Wednesday, November 7, 2018

LAGU-LAGU GREGORIAN: SEBUAH CATATAN KRITIS-RINGAN

Oleh: Dr.Fransiskus Borgias M.
Dosen Teologi Biblika pada Fakultas Filsafat UNPAR Bandung.




Dalam rangka menempuh Studi S3 (Ph.D. programme pada ICRS-Yogya) saya tinggal di Yogya dari tahun 2010 sampai tahun 2015. Karena sudah terbiasa aktif dalam kehidupan menggereja dan paroki, maka di Yogya pun saya mencari tempat tinggal yang terletak dalam lingkup gereja paroki yang tidak terlalu jauh dari Kampus. Akhirnya, pilihan saya jatuh kepada Paroki Santo Alfonsus Nandan. Praktis selama masa studi itu, saya tinggal di wilayah paroki tersebut. Bahkan saya melapor dan mendaftarkan diri kepada ketua lingungan Santo Ignatius Loyola Lempongsari, Ngaglik Sleman. Saat tinggal di Yogyakarta itu saya terlibat secara sangat serius dan aktif dalam kehidupan paroki, mulai dari doa lingkungan, pendalaman kitab suci, juga tugas-tugas koor maupun pemazmur di Gereja. Bahkan saya terlibat secara serius dalam sebuah koor Paroki Nandan yang cukup serius pada waktu itu. Namanya, Vocalfonsia. Dalam rangka aktifitas kehidupan menggereja dan melingkungan itulah sering sekali saya datang melayat ke warga lingkungan yang meninggal dunia. Ada satu hal yang sangat menarik perhatian saya setiap kali melayat ke rumah duka orang Katolik.
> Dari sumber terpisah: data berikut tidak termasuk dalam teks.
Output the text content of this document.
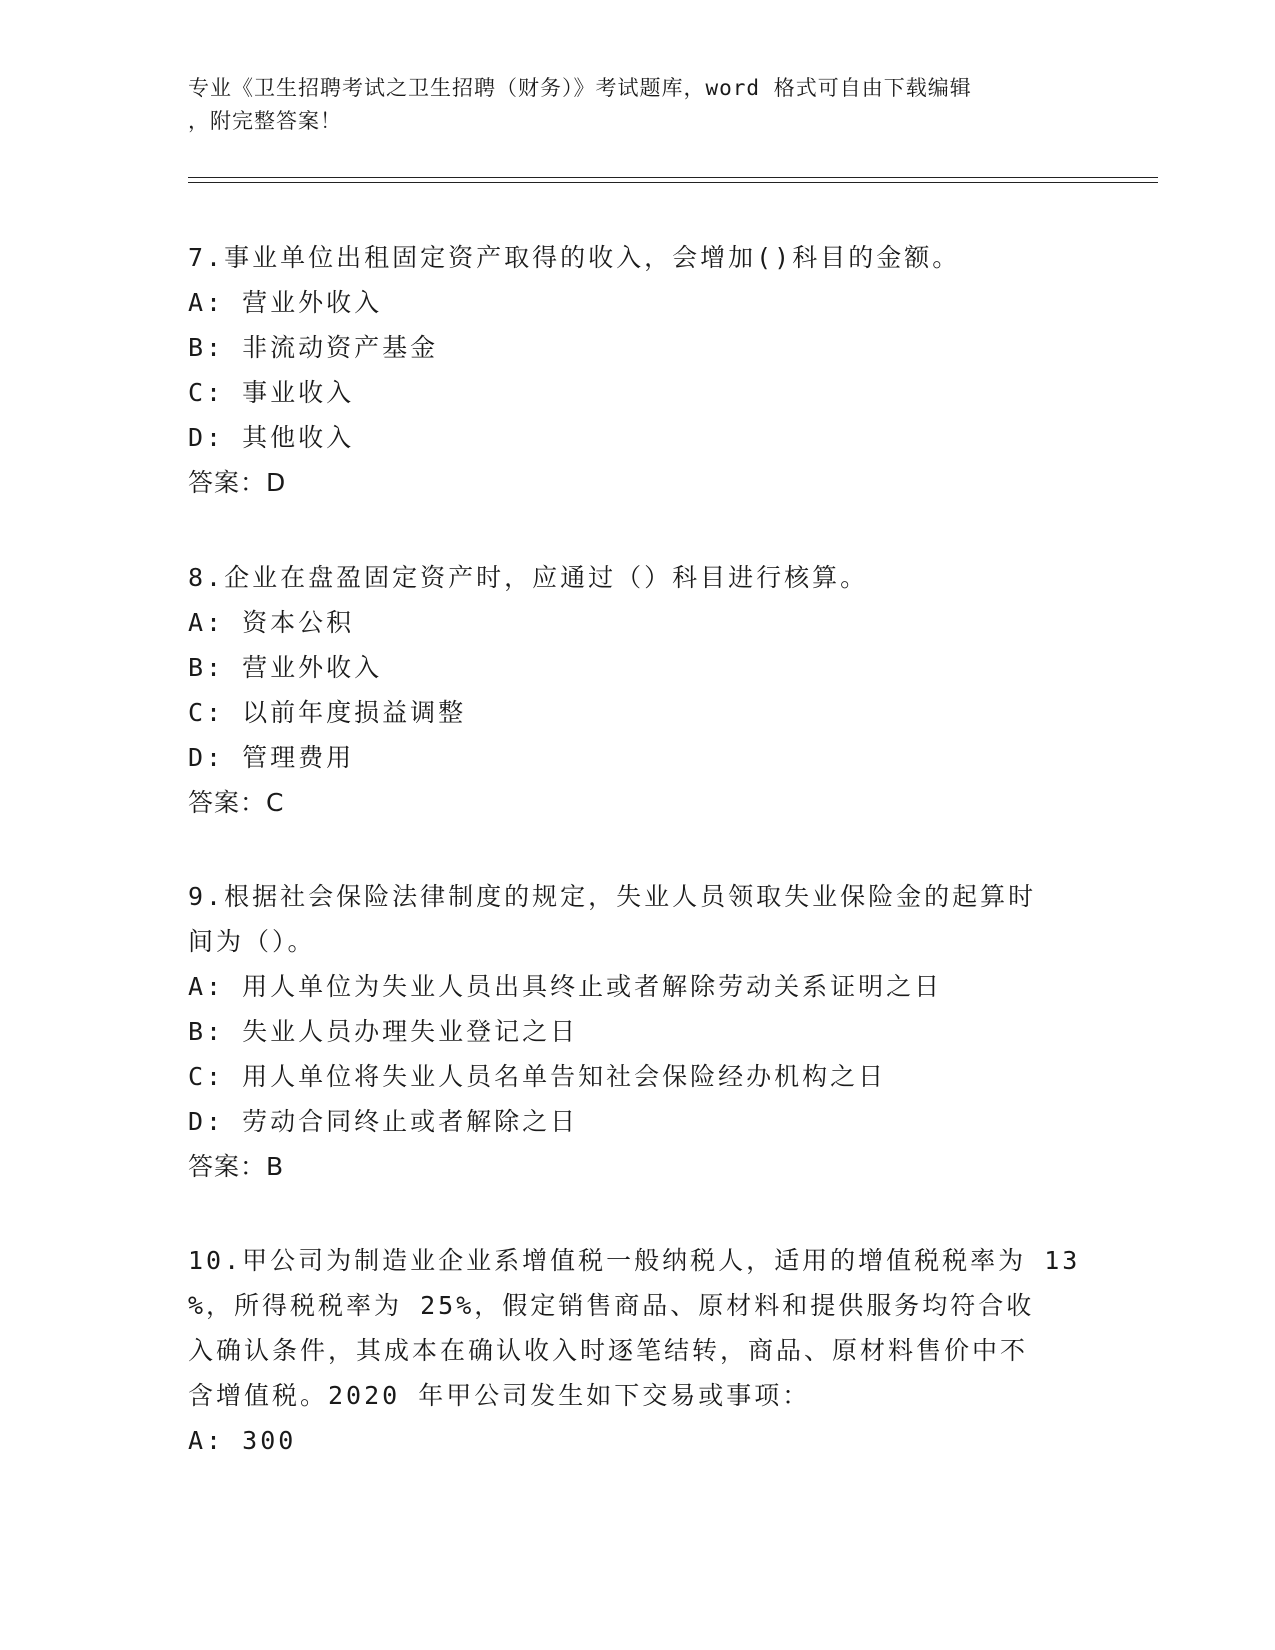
专业《卫生招聘考试之卫生招聘（财务）》考试题库，word 格式可自由下载编辑
，附完整答案！
7.事业单位出租固定资产取得的收入，会增加()科目的金额。
A: 营业外收入
B: 非流动资产基金
C: 事业收入
D: 其他收入
答案：D
8.企业在盘盈固定资产时，应通过（）科目进行核算。
A: 资本公积
B: 营业外收入
C: 以前年度损益调整
D: 管理费用
答案：C
9.根据社会保险法律制度的规定，失业人员领取失业保险金的起算时
间为（）。
A: 用人单位为失业人员出具终止或者解除劳动关系证明之日
B: 失业人员办理失业登记之日
C: 用人单位将失业人员名单告知社会保险经办机构之日
D: 劳动合同终止或者解除之日
答案：B
10.甲公司为制造业企业系增值税一般纳税人，适用的增值税税率为 13
%，所得税税率为 25%，假定销售商品、原材料和提供服务均符合收
入确认条件，其成本在确认收入时逐笔结转，商品、原材料售价中不
含增值税。2020 年甲公司发生如下交易或事项：
A: 300
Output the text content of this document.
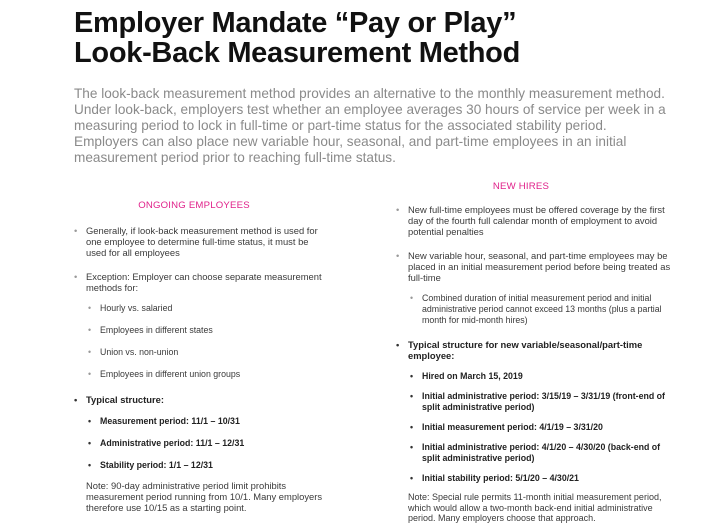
Employer Mandate “Pay or Play”
Look-Back Measurement Method

The look-back measurement method provides an alternative to the monthly measurement method. Under look-back, employers test whether an employee averages 30 hours of service per week in a measuring period to lock in full-time or part-time status for the associated stability period. Employers can also place new variable hour, seasonal, and part-time employees in an initial measurement period prior to reaching full-time status.

ONGOING EMPLOYEES
• Generally, if look-back measurement method is used for one employee to determine full-time status, it must be used for all employees
• Exception: Employer can choose separate measurement methods for:
• Hourly vs. salaried
• Employees in different states
• Union vs. non-union
• Employees in different union groups
• Typical structure:
• Measurement period: 11/1 – 10/31
• Administrative period: 11/1 – 12/31
• Stability period: 1/1 – 12/31

Note: 90-day administrative period limit prohibits measurement period running from 10/1. Many employers therefore use 10/15 as a starting point.

NEW HIRES
• New full-time employees must be offered coverage by the first day of the fourth full calendar month of employment to avoid potential penalties
• New variable hour, seasonal, and part-time employees may be placed in an initial measurement period before being treated as full-time
• Combined duration of initial measurement period and initial administrative period cannot exceed 13 months (plus a partial month for mid-month hires)
• Typical structure for new variable/seasonal/part-time employee:
• Hired on March 15, 2019
• Initial administrative period: 3/15/19 – 3/31/19 (front-end of split administrative period)
• Initial measurement period: 4/1/19 – 3/31/20
• Initial administrative period: 4/1/20 – 4/30/20 (back-end of split administrative period)
• Initial stability period: 5/1/20 – 4/30/21

Note: Special rule permits 11-month initial measurement period, which would allow a two-month back-end initial administrative period. Many employers choose that approach.
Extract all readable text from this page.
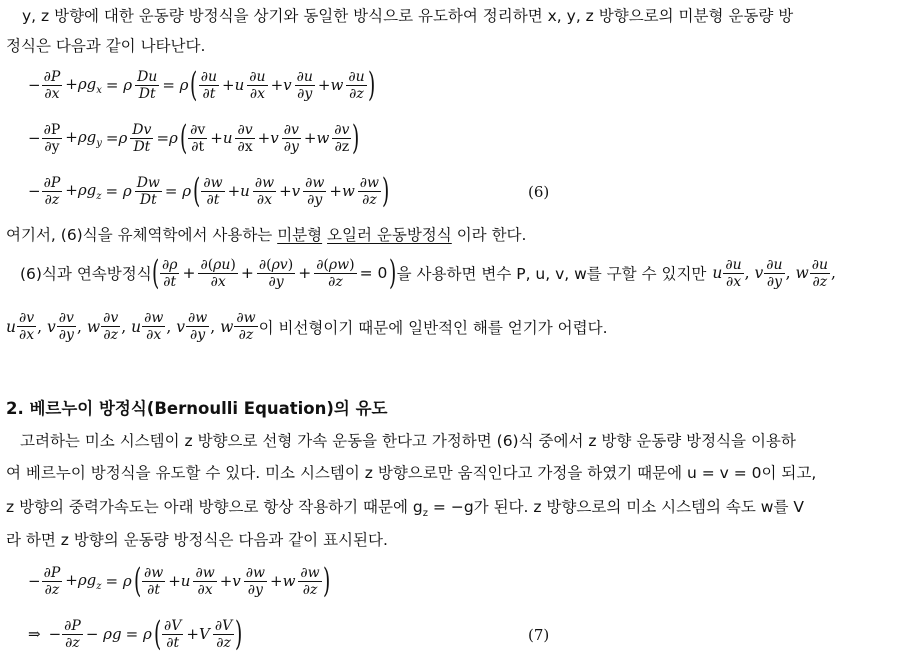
y, z 방향에 대한 운동량 방정식을 상기와 동일한 방식으로 유도하여 정리하면 x, y, z 방향으로의 미분형 운동량 방
정식은 다음과 같이 나타난다.
− $\frac{\partial P}{\partial x} +\rho g_x = \rho \frac{Du}{Dt} = \rho$ ( $\frac{\partial u}{\partial t} +u \frac{\partial u}{\partial x} +v \frac{\partial u}{\partial y} +w \frac{\partial u}{\partial z}$ )
− $\frac{\partial P}{\partial y} +\rho g_y =\rho \frac{Dv}{Dt} =\rho$ ( $\frac{\partial v}{\partial t} +u \frac{\partial v}{\partial x} +v \frac{\partial v}{\partial y} +w \frac{\partial v}{\partial z}$ )
− $\frac{\partial P}{\partial z} +\rho g_z = \rho \frac{Dw}{Dt} = \rho$ ( $\frac{\partial w}{\partial t} +u \frac{\partial w}{\partial x} +v \frac{\partial w}{\partial y} +w \frac{\partial w}{\partial z}$ )	(6)
여기서, (6)식을 유체역학에서 사용하는 미분형 오일러 운동방정식 이라 한다.
(6)식과 연속방정식 ( $\frac{\partial\rho}{\partial t} + \frac{\partial(\rho u)}{\partial x} + \frac{\partial(\rho v)}{\partial y} + \frac{\partial(\rho w)}{\partial z} = 0$ ) 을 사용하면 변수 P, u, v, w를 구할 수 있지만 u $\frac{\partial u}{\partial x}$ , v $\frac{\partial u}{\partial y}$ , w $\frac{\partial u}{\partial z}$ ,
u $\frac{\partial v}{\partial x}$ , v $\frac{\partial v}{\partial y}$ , w $\frac{\partial v}{\partial z}$ , u $\frac{\partial w}{\partial x}$ , v $\frac{\partial w}{\partial y}$ , w $\frac{\partial w}{\partial z}$ 이 비선형이기 때문에 일반적인 해를 얻기가 어렵다.
2. 베르누이 방정식(Bernoulli Equation)의 유도
고려하는 미소 시스템이 z 방향으로 선형 가속 운동을 한다고 가정하면 (6)식 중에서 z 방향 운동량 방정식을 이용하
여 베르누이 방정식을 유도할 수 있다. 미소 시스템이 z 방향으로만 움직인다고 가정을 하였기 때문에 u = v = 0이 되고,
z 방향의 중력가속도는 아래 방향으로 항상 작용하기 때문에 $g_z = -g$가 된다. z 방향으로의 미소 시스템의 속도 w를 V
라 하면 z 방향의 운동량 방정식은 다음과 같이 표시된다.
− $\frac{\partial P}{\partial z} +\rho g_z = \rho$ ( $\frac{\partial w}{\partial t} +u \frac{\partial w}{\partial x} +v \frac{\partial w}{\partial y} +w \frac{\partial w}{\partial z}$ )
⇒ − $\frac{\partial P}{\partial z} - \rho g = \rho$ ( $\frac{\partial V}{\partial t} +V \frac{\partial V}{\partial z}$ )	(7)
Tentang hal itulah yang ingin saya tulis secara singkat di sini.


Yang saya maksudkan ialah bahwa di Yogyakarta (saya tidak tahu di tempat lain di luar Yogyakarta) ada kebiasaan petugas lingkungan memutarkan lagu-lagu gregorian dalam masa-masa duka, menunggu para pelayat sampai jenazah dimakamkan. Dan lagu-lagu gregoriun itu semuanya dalam bahasa Latin. Bukan yang versi bahasa Indonesia. Muncul macam-macam pikiran dalam benak saya. Pertama, ialah bahwa boleh jadi para petugas lingkungan itu memutarkan lagu-lagu tersebut untuk mengimbangi kebiasaan saudara-saudara muslim yang lewat toanya yang kencang memutar lagu-lagu dan doa-doa islami saat ada yang meninggal. Kalau dari masjid terdengar lantunan doa-doa berbahasa Arab, maka dari hajatan layat orang Katolik terdengar sayup-sayup (karena tidak diputar keras-keras) alunan lagu-lagu gregorian. Jadi, ada pikiran, tidak mau kalah dengan tetangga sebelah. Sebelah punya bahasa Arab, sini punya bahasa Latin. Wow. Tetapi bukan hal itu yang paling penting bagi saya. Yang paling penting ialah hal kedua berikut ini.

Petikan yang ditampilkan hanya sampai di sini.